Ideias e prazos que todos pagamos
Terminava no final deste mês de abril de 2026 o contrato de arrendamento do Campus da Justiça de Lisboa, contrato este que custa aos portugueses mais de 12 milhões de euros ao ano, valor a que acresce o condomínio, mais cerca de milhão e meio ao ano, tudo isto desde a sua inauguração em 2008.
Há vários anos e
há vários governos que a saída das valências instaladas no Campus da Justiça de
Lisboa se anunciam, perspetivando-se o termo do prazo do contrato, no entanto,
nada aconteceu.
Até ao momento,
os portugueses já pagaram em rendas cerca de 250 milhões de euros só pelo Campus
da Justiça de Lisboa.
Em 2024 foi
constituído um grupo assim denominado: “Grupo de Trabalho para a elaboração do
Plano Estratégico Nacional para o Campus da Justiça de Lisboa”, com o propósito
de “definir um plano de saída dos serviços, tribunais e organismos do Campus da
Justiça de Lisboa”, devendo tal Grupo de Trabalho apresentar, até ao dia
31JAN2025 o referido Plano Estratégico; conforme se lê no Despacho de 18NOV2024
da secretária de Estado da Justiça, publicado em DR a 21NOV2024.
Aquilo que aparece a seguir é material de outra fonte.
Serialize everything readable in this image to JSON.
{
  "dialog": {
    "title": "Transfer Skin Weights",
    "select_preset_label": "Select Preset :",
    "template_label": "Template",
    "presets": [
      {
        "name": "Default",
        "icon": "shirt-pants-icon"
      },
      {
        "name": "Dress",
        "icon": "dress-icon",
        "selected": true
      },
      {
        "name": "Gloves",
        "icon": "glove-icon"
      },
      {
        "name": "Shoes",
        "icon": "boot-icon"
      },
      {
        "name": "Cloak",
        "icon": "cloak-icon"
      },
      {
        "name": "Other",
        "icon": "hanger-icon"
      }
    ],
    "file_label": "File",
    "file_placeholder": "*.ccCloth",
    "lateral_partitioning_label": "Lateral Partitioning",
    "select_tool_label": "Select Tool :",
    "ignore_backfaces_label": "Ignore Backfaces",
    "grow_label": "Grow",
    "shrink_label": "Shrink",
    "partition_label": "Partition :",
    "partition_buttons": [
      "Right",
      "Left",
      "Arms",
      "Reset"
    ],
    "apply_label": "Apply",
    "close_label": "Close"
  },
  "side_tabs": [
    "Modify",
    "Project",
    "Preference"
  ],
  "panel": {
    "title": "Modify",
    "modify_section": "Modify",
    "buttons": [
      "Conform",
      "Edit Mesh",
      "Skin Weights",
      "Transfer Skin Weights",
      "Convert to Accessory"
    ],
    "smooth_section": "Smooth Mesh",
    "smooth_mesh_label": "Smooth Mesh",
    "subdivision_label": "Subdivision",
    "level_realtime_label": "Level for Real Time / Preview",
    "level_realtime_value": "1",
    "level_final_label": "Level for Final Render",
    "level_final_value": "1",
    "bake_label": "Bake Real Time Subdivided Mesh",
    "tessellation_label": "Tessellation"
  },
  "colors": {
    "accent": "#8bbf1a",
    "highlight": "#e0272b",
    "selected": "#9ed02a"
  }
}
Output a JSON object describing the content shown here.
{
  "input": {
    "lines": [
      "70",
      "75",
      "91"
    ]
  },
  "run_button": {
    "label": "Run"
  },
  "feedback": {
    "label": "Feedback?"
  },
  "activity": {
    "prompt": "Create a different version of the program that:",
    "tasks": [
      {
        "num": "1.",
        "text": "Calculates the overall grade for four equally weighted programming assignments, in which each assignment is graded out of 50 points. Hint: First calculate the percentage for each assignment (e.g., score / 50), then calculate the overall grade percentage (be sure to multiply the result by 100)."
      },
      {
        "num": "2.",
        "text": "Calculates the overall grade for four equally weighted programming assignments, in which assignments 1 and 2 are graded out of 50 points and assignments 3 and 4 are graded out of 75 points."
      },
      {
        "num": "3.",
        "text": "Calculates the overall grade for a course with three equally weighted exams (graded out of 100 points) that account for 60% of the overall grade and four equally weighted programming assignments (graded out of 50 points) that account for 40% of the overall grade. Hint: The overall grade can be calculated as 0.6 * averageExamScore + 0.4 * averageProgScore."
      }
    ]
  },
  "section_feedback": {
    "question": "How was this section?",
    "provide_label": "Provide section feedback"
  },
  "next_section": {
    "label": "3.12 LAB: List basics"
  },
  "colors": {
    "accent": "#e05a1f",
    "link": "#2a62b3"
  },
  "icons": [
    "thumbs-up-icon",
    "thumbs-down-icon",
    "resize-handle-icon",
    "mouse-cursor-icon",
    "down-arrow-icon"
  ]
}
Ficou também definido que o Grupo de Trabalho seria constituído por representantes de 13 entidades diferentes; não treze elementos, mas elementos de treze entidades, em quantidade que cada uma das entidades reputasse adequado, podendo ainda fazer-se acompanhar por um técnico.
Nesse mesmo
Despacho ficou estabelecida uma outra data, para além daquela de apresentação
do Plano (31JAN2025), foi a nova data de termo do prolongamento do contrato de
arrendamento, mais oito anos, agora até 30 de abril de 2034.
E
perguntar-se-ão: então e o Plano foi apresentado no prazo de 31JAN2025?
Claro que não!
Em despacho de
outra secretária de Estado da Justiça, estabeleceu-se um prolongamento do prazo
devido à “complexidade da matéria em causa”, bem como à “necessidade de ajustar
as agendas dos representantes de todos os organismos e entidades que serão
parte integrante do Grupo de Trabalho, assim garantindo a participação ativa de
todos”.
O Grupo reuniu
pela primeira vez no fim do prazo, em janeiro de 2025.
Entretanto,
lançou o Governo, também por via do IGFEJ, uma nova ideia: trata-se agora de
uma consulta ao mercado para um concurso público destinado à manutenção dos
edifícios dos tribunais espalhados pelo país.
Não, não se
trata de um concurso para a manutenção dos edifícios, mas de uma recolha de
ideias para um futuro concurso de prestação de serviços de “diagnóstico,
vistoria, planeamento e manutenção – preventiva e corretiva – das
infraestruturas judiciais”, conforme se lê na página do IGFEJ que acrescenta
que “a iniciativa insere-se na estratégia do Ministério da Justiça para
reforçar a qualidade, eficiência e sustentabilidade da gestão do património
edificado, ao mesmo tempo que promove práticas de contratação pública mais
transparentes e competitivas”, concluindo assim:
«Com esta
iniciativa, o IGFEJ reafirma o seu compromisso com uma gestão responsável dos
recursos públicos e com a melhoria contínua das condições de funcionamento da
Justiça em Portugal.»
Fontes: "Despacho DR 21NOV2024", "Observador", "ECO" e "IGFEJ".